Early ancestors of humans 1.4m years ago deliberately made stones into spheres, according to a study – though what the prehistoric people used the balls for remains a mystery.
Archaeologists have long debated exactly how the tennis ball-sized “spheroids” were created. Did early hominins intentionally chip away at them with the aim of crafting a perfect sphere, or were they merely the accidental byproduct of repeatedly smashing the stones like ancient hammers?
Research led by the Hebrew University of Jerusalem suggests our ancestors knew what they were doing.
The team of scientists examined 150 limestone spheroids dating from 1.4m years ago that were found at the ’Ubeidiya archaeological site in the north of modern-day Israel.
Using 3D analysis to reconstruct the geometry of the stones, the researchers determined that their sphericalness was “likely to have been produced intentionally”.
The early hominins – exactly which human lineage they belonged to remains unknown – had “attempted to achieve the Platonic ideal of a sphere”, they said.
While the spheroids were being made, the stones did not become smoother but did become “markedly more spherical”, said the study in the journal Royal Society Open Science.
This is important because while nature can make pebbles smoother, such as those in a river or stream, “they almost never approach a truly spherical shape”, the study said.
Julia Cabanas, an archaeologist at France’s National Museum of Natural History, who was not involved in the research, said this meant that the hominins had a “mentally preconceived” idea of what they were doing.
That in turn indicates that our ancient relatives had the cognitive capacity to plan and carry out such work.

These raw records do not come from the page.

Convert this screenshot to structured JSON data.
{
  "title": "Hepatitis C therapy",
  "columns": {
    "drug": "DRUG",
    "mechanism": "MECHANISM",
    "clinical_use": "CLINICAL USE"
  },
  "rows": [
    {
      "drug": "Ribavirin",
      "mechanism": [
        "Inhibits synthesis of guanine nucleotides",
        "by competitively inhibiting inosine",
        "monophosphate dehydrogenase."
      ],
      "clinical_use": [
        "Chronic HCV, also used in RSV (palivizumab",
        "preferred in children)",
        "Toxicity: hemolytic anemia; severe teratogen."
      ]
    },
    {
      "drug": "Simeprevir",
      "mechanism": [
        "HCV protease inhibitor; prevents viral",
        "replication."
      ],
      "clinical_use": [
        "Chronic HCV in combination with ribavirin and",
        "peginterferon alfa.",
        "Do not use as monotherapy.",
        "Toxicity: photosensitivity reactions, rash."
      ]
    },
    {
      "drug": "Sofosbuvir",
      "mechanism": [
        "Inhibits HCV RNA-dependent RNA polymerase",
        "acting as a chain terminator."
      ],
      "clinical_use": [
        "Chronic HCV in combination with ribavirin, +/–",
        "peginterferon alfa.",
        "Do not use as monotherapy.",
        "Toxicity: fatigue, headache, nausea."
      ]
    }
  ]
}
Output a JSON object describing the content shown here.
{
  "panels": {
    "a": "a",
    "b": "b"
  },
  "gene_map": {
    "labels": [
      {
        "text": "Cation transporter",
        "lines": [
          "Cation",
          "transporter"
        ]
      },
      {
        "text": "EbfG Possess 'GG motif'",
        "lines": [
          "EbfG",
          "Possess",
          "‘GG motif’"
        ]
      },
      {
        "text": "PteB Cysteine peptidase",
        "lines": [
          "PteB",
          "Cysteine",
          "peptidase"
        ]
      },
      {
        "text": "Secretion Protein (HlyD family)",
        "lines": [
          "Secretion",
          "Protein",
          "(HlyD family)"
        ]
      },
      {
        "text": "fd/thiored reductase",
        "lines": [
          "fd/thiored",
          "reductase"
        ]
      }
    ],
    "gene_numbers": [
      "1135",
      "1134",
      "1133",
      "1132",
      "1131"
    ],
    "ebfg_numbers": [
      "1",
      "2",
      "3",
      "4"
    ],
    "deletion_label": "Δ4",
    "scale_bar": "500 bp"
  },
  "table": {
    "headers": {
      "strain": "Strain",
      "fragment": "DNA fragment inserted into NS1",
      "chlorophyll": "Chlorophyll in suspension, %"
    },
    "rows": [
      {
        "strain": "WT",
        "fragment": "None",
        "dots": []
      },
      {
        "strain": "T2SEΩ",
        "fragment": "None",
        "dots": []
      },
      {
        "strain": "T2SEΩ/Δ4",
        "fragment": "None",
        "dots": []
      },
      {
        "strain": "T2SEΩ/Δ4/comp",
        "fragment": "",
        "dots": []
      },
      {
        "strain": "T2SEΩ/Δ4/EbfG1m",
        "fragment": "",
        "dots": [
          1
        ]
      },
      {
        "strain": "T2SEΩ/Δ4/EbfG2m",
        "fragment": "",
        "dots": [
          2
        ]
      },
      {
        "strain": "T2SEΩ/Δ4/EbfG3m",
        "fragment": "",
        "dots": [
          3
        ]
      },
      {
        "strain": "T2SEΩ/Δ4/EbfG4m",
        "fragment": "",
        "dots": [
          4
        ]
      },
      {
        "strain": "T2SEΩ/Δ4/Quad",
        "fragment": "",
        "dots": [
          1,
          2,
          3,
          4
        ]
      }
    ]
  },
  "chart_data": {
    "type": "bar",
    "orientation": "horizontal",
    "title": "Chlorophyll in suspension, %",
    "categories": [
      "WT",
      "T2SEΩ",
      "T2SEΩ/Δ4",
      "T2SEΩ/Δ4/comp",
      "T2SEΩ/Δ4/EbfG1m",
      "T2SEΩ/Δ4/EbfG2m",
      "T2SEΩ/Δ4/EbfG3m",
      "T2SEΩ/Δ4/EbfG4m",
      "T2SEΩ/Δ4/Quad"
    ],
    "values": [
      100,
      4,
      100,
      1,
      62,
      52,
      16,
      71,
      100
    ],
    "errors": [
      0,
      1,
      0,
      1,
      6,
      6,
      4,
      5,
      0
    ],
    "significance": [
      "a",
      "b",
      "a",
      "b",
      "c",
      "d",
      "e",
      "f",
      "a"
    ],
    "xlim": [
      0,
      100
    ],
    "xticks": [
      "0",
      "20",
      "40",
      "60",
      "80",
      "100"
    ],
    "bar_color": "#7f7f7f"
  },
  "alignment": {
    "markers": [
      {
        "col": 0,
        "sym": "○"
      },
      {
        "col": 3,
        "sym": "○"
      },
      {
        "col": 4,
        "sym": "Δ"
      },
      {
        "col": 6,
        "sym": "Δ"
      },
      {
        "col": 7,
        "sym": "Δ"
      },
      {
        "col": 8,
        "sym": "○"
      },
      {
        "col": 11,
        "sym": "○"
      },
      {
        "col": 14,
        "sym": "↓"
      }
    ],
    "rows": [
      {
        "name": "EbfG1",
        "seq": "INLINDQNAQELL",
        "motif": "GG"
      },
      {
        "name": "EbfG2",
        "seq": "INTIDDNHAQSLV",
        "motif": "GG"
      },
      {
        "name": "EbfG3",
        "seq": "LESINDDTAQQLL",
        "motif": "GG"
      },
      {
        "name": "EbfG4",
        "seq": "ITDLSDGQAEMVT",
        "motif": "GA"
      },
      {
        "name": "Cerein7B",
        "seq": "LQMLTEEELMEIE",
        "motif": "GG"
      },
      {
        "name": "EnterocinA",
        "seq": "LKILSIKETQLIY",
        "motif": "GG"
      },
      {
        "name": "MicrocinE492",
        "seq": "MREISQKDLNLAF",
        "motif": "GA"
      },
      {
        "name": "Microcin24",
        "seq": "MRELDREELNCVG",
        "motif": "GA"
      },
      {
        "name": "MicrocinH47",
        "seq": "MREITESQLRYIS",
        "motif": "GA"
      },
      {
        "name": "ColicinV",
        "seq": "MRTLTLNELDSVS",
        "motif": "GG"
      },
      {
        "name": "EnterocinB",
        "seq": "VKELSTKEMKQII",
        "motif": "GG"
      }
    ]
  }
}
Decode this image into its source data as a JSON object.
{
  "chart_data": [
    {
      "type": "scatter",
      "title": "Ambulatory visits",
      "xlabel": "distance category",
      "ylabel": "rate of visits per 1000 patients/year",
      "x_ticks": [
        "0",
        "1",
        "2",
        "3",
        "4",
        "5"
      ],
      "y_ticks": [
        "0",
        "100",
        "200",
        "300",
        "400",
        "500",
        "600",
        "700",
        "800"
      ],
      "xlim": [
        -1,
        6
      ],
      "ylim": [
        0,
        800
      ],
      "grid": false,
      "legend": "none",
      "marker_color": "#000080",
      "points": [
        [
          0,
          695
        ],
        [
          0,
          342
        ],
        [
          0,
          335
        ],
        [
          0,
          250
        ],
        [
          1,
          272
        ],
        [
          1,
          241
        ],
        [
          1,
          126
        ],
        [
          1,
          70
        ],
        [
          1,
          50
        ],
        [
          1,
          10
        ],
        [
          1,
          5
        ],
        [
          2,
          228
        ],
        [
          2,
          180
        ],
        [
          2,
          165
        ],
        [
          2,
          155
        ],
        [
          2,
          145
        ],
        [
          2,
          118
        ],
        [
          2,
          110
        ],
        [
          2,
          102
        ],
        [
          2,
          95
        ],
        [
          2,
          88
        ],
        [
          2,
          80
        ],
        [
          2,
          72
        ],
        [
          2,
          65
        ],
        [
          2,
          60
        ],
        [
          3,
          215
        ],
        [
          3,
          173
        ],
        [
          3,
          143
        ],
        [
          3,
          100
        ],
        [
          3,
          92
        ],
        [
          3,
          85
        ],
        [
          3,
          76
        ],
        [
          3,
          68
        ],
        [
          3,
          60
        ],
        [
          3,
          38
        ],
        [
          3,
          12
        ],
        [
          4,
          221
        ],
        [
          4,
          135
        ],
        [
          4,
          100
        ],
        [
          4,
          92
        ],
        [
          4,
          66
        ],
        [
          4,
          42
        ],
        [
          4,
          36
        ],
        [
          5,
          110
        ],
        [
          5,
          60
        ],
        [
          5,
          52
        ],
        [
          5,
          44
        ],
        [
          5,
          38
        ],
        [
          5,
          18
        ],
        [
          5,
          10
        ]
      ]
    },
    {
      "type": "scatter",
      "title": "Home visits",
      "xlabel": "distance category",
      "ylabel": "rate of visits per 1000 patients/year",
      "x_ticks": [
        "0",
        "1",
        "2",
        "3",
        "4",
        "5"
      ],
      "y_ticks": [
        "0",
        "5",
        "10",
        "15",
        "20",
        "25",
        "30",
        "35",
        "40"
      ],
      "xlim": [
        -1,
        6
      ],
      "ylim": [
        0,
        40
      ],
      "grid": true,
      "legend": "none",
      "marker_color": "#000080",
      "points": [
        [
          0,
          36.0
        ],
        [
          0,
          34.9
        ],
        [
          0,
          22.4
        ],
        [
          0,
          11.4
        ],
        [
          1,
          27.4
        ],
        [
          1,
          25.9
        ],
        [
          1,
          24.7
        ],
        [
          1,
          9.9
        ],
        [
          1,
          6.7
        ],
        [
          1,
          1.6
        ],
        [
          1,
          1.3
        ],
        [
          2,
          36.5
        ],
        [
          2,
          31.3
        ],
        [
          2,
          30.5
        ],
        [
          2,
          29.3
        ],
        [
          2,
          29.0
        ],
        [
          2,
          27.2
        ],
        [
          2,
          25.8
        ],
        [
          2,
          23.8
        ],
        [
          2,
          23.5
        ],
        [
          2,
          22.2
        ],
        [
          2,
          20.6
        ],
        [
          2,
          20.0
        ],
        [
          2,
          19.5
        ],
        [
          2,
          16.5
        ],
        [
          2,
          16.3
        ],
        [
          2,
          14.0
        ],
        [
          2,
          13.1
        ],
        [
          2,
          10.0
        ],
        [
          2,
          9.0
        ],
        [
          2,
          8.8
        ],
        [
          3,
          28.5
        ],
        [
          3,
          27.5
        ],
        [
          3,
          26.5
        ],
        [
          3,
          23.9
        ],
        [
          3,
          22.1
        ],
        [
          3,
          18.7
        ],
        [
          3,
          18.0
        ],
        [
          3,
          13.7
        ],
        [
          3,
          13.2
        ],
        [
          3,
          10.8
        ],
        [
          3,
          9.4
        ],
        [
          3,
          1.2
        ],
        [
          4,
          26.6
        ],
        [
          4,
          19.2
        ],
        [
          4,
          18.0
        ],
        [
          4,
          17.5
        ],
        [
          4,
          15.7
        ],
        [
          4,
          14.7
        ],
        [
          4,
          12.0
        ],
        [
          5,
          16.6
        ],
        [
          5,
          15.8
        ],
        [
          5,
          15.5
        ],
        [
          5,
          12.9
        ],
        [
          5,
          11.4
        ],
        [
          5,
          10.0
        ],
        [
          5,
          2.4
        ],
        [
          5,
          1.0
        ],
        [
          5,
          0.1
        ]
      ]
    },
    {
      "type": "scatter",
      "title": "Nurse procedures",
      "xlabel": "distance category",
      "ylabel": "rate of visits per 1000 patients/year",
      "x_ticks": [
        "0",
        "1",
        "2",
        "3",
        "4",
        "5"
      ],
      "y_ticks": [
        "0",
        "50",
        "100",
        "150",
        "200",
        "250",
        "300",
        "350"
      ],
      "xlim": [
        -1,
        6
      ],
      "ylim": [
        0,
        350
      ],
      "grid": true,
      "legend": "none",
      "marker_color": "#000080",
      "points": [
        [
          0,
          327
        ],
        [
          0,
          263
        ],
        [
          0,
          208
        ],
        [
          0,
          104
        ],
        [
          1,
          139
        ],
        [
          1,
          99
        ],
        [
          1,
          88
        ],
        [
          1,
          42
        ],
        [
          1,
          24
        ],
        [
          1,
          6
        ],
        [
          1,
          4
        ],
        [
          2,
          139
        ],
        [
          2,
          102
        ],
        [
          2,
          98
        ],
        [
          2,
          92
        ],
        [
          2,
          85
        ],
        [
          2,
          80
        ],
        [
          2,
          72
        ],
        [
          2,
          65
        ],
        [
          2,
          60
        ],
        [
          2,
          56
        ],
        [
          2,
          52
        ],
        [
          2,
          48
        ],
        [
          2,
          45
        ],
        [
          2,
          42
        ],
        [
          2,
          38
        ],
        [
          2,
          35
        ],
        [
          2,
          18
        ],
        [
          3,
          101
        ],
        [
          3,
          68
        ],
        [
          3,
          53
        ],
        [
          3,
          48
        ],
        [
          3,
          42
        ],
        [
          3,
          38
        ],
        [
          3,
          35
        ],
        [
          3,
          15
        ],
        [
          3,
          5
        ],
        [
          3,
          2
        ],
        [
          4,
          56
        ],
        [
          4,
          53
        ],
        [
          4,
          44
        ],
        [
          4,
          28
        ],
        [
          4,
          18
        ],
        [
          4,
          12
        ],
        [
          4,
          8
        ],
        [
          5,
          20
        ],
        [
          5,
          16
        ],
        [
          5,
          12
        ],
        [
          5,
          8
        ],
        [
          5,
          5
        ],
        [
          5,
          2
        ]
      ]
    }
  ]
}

Cabanas said the same technique could be used on other spheroids. For example, it could shed light on the oldest known spheroids, which date back 2m years and were found in the Olduvai Gorge in modern-day Tanzania.
But exactly why our ancestors went to the effort of crafting spheres remains a mystery. Theories include that the hominins were trying to make tools that could extract marrow from bones or grind up plants.
Some scientists have suggested that the spheroids could have been used as projectiles, or that they may have had a symbolic or artistic purpose.
“All hypotheses are possible,” Cabanes said. “We will probably never know the answer.”